Once he made it out to Death Valley, Hummels faced physical challenges that come with the terrain.

“There were a lot of extreme challenges, including some that I had not really prepared for. Of course, Death Valley is known for its heat," Hummels said. "It’s the location where the highest temperatures in the world have been observed and measured. I was going in February, hopefully to avoid some of that [heat], but it still got over 100 degrees out on the salt flats. So obviously, you’re trying to drink a lot of water to make up for the dehydration that’s going on. I’m carrying light-ish clothing so that you can deal with those temperature extremes because at night it got down to near freezing as well. There was kind of a substantial windstorm that hit in the middle of the event on day two. On day three that kicked up what’s known as a haboob, which is just a word for like a wallop of airborne sand, like a sandstorm. So, 50 miles an hour winds picked up sand into the local atmosphere and blew them, and I got caught in the middle of that. I fortunately had an N-95 mask that I kept from the hotel the night before I started that I was able to put on. So hopefully I didn’t get too much particulate matter in my lungs and nose."

Hazardous desert conditions were not the only obstacle Hummels faced.
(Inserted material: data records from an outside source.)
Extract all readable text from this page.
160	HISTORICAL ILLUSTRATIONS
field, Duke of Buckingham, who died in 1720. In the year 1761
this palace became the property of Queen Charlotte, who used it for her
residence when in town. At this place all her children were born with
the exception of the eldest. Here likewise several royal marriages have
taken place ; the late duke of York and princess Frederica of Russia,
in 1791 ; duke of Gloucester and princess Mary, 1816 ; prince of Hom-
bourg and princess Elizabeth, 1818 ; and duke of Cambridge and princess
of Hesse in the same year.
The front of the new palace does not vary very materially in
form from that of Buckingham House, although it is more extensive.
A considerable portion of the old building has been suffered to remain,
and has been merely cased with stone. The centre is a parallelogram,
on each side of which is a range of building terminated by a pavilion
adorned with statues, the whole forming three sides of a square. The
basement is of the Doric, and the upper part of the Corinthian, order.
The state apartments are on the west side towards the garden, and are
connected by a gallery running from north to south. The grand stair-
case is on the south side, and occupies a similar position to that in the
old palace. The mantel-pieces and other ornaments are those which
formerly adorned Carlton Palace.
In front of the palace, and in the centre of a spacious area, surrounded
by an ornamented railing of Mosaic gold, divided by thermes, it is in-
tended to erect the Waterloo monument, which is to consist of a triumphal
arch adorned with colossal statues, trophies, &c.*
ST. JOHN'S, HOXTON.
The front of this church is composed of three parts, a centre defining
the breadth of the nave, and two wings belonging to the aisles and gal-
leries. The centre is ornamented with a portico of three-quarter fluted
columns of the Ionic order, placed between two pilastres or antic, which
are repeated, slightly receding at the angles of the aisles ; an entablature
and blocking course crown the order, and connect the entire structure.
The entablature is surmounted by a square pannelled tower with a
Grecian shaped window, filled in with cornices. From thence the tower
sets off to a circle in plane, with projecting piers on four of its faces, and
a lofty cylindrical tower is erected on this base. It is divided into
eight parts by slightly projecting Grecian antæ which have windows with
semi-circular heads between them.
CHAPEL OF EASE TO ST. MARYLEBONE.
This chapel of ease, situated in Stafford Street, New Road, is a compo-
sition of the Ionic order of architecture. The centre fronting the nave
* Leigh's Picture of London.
As his hike neared its end, he became exhausted and started hallucinating.

“By the very end, I was so fatigued because I was only getting a few hours of sleep each night," Hummels explained. "And the final night I just did a 24-hour push to get all the way to the finish. I was so fatigued that I started having hallucinations primarily from sleep deprivation, but just the overall effort that I was doing over these few days. It was interesting, though, because I’ve dealt with sleep deprivation hallucinations in the past. I had visual hallucinations of seeing a child 20 meters away, or seeing a coyote run past me, or something like that. But I started to also hear things and smell things that weren’t real. I didn’t even know you could have auditory or olfactory hallucinations that way. They all went away once I got some rest and some food. But for a while it was a little wild."

By day three, Hummels texted “LA Times” reporter Lila Seidman, who wrote the piece about him, that he was starting to crack up because it is an emotional toll as well in that last 24 hours.

“I was super convinced that I was going to be able to make it through and I was going to persevere and get through. And in the final 24 hours, I was like, 'I don’t know if I can actually do this.' And I knew that Lila, the reporter, was going to meet me at the finish line, and I was having some doubts and expressing, 'maybe you shouldn’t come out here. Maybe I’m going to give up or not make it all the way.' But fortunately, I was able to persevere and make it through,” Hummels said.

The first thing Hummels did after his hike was take a nap in the car on the way to Barstow, where he had an extra-large pizza and slept for 12 hours. Hummels completed the crossing in 96 hours.